On Sunday night, San Benito police suddenly discovered a statue of “Santa Muerte,” aka Holy Death, in the middle of the road. “Santa Muerte statue is a symbol of death and more than likely targeted a person in the area,” said Dr. Antonio Zavaleta, a Professor at the University of Texas at Brownsville.

The skeletal narco-saint, who looks like a Virgin-Grim Reaper, seems to be everywhere these days. The figure even appeared in Breaking Bad, which likely sparked some interest north of Mexico’s borders. Santa Muerte expert Andrew Chesnut, author of a book titled, Devoted to Death: Santa Muerte, the Skeleton Saint, calls it “the fastest-growing New Religious Movement in the Americas.” Santa Muerte is the most popular holy figure among drug traffickers (and their victims) in Mexico. But recently, without much explanation, Santa Muerte has managed to amass an estimated following of 10-12 million devotees – which includes supporters in places like Canada and Australia – who pray to the her for the good health, fortune, love, and miracles she’s known for.

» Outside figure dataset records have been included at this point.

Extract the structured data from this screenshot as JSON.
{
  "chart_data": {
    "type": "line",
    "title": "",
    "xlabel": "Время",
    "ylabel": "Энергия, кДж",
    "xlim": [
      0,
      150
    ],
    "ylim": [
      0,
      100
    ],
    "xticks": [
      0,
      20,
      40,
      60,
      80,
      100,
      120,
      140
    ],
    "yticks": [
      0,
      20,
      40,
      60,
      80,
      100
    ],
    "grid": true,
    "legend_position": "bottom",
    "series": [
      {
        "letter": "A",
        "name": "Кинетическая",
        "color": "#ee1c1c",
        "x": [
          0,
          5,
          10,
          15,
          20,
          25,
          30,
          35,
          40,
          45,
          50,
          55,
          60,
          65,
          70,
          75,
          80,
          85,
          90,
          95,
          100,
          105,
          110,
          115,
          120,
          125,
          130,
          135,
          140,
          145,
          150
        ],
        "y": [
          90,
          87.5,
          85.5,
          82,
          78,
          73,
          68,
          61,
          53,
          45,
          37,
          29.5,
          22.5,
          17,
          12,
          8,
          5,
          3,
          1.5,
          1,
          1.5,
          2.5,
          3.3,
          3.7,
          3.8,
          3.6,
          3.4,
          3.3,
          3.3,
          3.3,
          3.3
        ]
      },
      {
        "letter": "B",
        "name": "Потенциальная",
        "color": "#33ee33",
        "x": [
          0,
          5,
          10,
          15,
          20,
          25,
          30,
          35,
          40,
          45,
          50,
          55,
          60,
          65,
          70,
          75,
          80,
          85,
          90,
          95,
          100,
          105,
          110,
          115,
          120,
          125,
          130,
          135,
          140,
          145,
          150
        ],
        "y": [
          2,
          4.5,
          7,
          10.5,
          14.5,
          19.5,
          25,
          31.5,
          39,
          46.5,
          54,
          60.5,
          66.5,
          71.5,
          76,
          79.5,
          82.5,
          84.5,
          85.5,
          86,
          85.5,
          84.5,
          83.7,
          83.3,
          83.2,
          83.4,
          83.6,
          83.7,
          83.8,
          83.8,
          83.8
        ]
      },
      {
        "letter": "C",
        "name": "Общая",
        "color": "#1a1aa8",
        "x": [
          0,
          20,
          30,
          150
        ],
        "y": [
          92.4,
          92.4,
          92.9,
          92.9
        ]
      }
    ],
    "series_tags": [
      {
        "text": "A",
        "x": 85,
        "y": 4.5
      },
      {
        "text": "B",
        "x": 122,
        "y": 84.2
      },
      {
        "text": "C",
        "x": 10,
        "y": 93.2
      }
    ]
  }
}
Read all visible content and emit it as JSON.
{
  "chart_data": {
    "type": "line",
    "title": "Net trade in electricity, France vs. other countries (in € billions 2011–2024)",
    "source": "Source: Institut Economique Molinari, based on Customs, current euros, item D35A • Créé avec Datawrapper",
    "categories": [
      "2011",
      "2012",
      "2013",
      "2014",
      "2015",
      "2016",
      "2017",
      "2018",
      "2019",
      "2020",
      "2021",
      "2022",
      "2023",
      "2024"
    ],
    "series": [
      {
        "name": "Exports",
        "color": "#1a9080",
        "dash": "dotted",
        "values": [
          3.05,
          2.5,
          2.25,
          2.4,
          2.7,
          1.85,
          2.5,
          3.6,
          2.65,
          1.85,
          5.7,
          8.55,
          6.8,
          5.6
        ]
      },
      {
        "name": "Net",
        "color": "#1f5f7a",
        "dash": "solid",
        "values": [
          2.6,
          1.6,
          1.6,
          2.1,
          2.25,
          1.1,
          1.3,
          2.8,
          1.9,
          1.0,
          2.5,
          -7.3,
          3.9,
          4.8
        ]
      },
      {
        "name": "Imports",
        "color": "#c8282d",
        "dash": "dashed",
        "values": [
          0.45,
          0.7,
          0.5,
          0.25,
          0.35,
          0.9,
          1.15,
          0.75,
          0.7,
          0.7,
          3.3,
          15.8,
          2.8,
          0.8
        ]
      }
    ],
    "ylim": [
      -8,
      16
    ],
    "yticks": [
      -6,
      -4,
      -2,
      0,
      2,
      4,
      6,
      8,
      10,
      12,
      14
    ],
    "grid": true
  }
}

Back tattoos, ornaments, statues, votive candles, appearances in popular TV shows – Santa Muerte isn’t just a Latino thing, it’s a consumer thing. There are even public shrines in places as diverse as Montreal and New Orleans, as white Americans have begun to follow the cult of Holy Death.

“It is a universal notion, the idea of worshiping Saint Death because it’s something we have in common. It’s the only thing we all have in common because we all will die,” said Derrik Chinn, a writer and teacher who’s lived in Tijuana for nearly a decade.

The dark, negative image of Santa Muerte is now ​softening as a result of her pop culture appeal. The Catholic Church, on the other hand, refuses to recognize Santa Muerte – describing the worship of the figure as a form of Satanism.

The popularity of the folk figure has baffled researchers across the country.